Suppose $M$ is a closed subspace of a Hilbert space $X$. Let $x\in X$. Prove that $min\{\|x-y\|:y\in M\}=max\{|\langle x,y\rangle|:y\in M^\perp , \|y\|=1\}$
My Try:
First of all I am confused how one can mention max instead of sup (min case was figured out already). I really appreciate If somebody can explain it.
Secondly, If we forget it, I can consider $2$ cases.
Case I: $x\in M$. Then both are $0$ and hence the result.
Case II: $x\notin M$. this is the case where I am stuck.
By Hahn Banach theorem there is a bounded linear functional $L$ on $X$ such that $L(m)=0$ for all $m\in M$, $L(x)=1$ and $\|L\|=\frac{1}{A}$ where $A=min\{\|x-y\||y\in M\}$.
By another theorem we have there is a unique $y_1\in X$ such that $Lx_1=\langle x_1,y_1\rangle $ for all $x_1\in X$ and $\|L\|=\|y_1\|$. Hence, $Lm=\langle m,y_1\rangle=0$. So, $y_1\in M^\perp$.
Now how can I proceed? can somebody please help me?
Call $Px$ the orthogonal projection of $x$ onto $M$, then it's easy to see that $\| x-Px\|= \inf_{y\in M}\| x-y\|$. On the other hand we have that $\max_{y\in M^\perp, \| y\|=1} |\langle x,y\rangle|$ is just the norm of the linear functional $l(y)=\langle x,y\rangle $ when viewed as $l\colon M^\perp \to \mathbb{C}$. Since $Px \perp M^\perp$ we have that $$ \langle x,y \rangle = \langle x-Px, y\rangle \leq \| x-Px\| \|y\|,\qquad y\in M^\perp, $$ so that $\| l\| \leq \| x-Px\|$. On the other hand, since $x-Px\in M^\perp$ we get that $\| l\| =\|x-Px\|$ and this is what you want.

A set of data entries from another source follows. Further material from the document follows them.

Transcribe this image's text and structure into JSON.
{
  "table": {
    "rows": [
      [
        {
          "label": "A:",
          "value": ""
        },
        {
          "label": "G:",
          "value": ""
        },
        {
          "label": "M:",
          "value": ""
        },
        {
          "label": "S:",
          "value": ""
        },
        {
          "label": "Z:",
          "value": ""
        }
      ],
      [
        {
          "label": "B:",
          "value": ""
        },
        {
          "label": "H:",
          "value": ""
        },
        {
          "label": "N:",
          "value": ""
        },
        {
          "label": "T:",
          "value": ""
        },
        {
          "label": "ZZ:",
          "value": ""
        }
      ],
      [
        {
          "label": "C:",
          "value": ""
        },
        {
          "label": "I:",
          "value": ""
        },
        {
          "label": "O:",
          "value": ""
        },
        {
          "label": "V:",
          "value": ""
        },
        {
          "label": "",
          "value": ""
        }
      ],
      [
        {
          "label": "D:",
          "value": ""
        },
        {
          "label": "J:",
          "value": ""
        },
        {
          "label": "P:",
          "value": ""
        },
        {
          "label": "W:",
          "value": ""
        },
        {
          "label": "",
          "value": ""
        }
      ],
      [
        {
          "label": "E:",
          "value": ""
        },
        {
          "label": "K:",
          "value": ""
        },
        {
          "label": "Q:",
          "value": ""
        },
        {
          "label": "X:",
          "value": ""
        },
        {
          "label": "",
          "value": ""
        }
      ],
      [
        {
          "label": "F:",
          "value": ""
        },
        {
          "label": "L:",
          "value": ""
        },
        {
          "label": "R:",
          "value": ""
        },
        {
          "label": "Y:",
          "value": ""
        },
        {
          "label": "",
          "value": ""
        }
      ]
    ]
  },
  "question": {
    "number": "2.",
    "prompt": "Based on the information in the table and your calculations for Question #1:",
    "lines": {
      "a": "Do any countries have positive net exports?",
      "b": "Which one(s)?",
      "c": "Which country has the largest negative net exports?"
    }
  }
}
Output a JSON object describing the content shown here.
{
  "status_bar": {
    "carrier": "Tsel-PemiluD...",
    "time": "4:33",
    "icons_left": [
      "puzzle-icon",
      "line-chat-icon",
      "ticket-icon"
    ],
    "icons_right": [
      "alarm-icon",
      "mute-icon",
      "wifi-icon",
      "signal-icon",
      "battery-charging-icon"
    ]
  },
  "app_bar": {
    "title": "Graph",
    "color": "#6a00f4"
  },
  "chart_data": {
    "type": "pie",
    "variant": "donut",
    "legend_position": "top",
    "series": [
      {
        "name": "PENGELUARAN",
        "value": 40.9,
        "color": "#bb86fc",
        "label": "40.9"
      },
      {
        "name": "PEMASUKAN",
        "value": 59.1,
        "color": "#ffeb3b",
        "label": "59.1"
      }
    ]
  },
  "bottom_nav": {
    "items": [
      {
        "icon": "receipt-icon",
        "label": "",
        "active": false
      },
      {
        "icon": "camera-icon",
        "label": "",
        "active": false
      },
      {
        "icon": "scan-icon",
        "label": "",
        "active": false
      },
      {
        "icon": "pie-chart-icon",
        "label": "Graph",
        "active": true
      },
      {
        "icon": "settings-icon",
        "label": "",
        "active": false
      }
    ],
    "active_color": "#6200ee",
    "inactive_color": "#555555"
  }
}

Edit: A more streamlined approach. $$ \langle x,y \rangle =\langle x-Px, y\rangle, \qquad y\in M^\perp. $$ By Cauchy-Schwarz this last is bounded above by $\| x-Px\| $ whenever $\| y\|=1$ and attains equality in $x-Px$. Therefore this $\sup$ is attained and it equals the $\min$.